What can be done about the frightening complex of alcoholism, violence and death on the reserves is anything but clear. Different panaceas have been popular at different times. I recall when education was declared, ad nauseum, to be the key. Repeatedly, new federal ministers have announced new programs by which, once and for all, housing conditions were to be brought to a decent standard. Brave new programs in economic development emerge from time to time.

The commitment in financial terms has been significant. Federal expenditures on Aboriginal programs have grown from 2.1% of overall federal expenditures (excluding expenditures on public debt) in 1975-76 to 4.2% in 1992-93. In per capita terms, this spending is now in the order of $12,400 for each status Indian living on-reserve or in a crown land settlement.
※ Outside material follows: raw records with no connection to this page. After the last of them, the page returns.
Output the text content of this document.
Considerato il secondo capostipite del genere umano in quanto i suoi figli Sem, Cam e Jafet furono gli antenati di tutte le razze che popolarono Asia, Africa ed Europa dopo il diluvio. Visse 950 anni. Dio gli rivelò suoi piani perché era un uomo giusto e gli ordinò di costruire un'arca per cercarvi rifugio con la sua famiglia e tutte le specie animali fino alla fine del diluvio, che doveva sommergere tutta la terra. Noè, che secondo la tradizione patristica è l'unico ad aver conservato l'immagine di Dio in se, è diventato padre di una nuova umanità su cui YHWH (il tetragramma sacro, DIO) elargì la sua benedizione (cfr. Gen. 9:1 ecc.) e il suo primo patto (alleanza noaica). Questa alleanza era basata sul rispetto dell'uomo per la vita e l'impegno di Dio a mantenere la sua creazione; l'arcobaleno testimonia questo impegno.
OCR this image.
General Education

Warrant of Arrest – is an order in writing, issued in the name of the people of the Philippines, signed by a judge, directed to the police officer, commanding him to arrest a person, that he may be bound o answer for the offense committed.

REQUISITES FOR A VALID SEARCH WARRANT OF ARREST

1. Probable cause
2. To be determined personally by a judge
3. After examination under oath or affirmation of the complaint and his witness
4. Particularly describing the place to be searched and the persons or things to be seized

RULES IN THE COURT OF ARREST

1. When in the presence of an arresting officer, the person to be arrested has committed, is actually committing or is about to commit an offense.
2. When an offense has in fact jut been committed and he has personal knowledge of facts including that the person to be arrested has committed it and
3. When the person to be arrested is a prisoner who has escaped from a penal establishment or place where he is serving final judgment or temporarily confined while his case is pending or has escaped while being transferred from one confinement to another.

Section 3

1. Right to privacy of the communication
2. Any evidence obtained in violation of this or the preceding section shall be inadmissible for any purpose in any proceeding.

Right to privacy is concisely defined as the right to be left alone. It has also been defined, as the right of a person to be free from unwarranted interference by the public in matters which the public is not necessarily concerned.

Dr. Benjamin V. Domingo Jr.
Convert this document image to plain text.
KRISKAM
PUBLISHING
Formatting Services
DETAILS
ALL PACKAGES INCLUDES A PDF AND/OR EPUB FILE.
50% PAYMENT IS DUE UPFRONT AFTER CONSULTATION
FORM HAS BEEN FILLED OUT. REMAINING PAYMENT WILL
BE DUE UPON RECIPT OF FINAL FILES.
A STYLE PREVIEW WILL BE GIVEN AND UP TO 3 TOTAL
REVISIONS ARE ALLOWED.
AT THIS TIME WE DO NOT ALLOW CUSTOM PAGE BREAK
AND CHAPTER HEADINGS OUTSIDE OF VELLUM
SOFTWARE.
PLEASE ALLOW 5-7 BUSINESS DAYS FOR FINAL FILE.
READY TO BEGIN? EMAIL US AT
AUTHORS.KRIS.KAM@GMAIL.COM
Now we hear much of the inherent right to self-government, of the need for separate Aboriginal justice systems, of how we Must settle outstanding land claims, of the need for Indians to take charge of their own education and welfare, of how everything will come right when First Nations have control of their own destiny.

With qualification, I sympathize with much of the change being proposed, but I am skeptical of the assumption it will coincidentally purge the myriad social ills that plague aboriginal communities.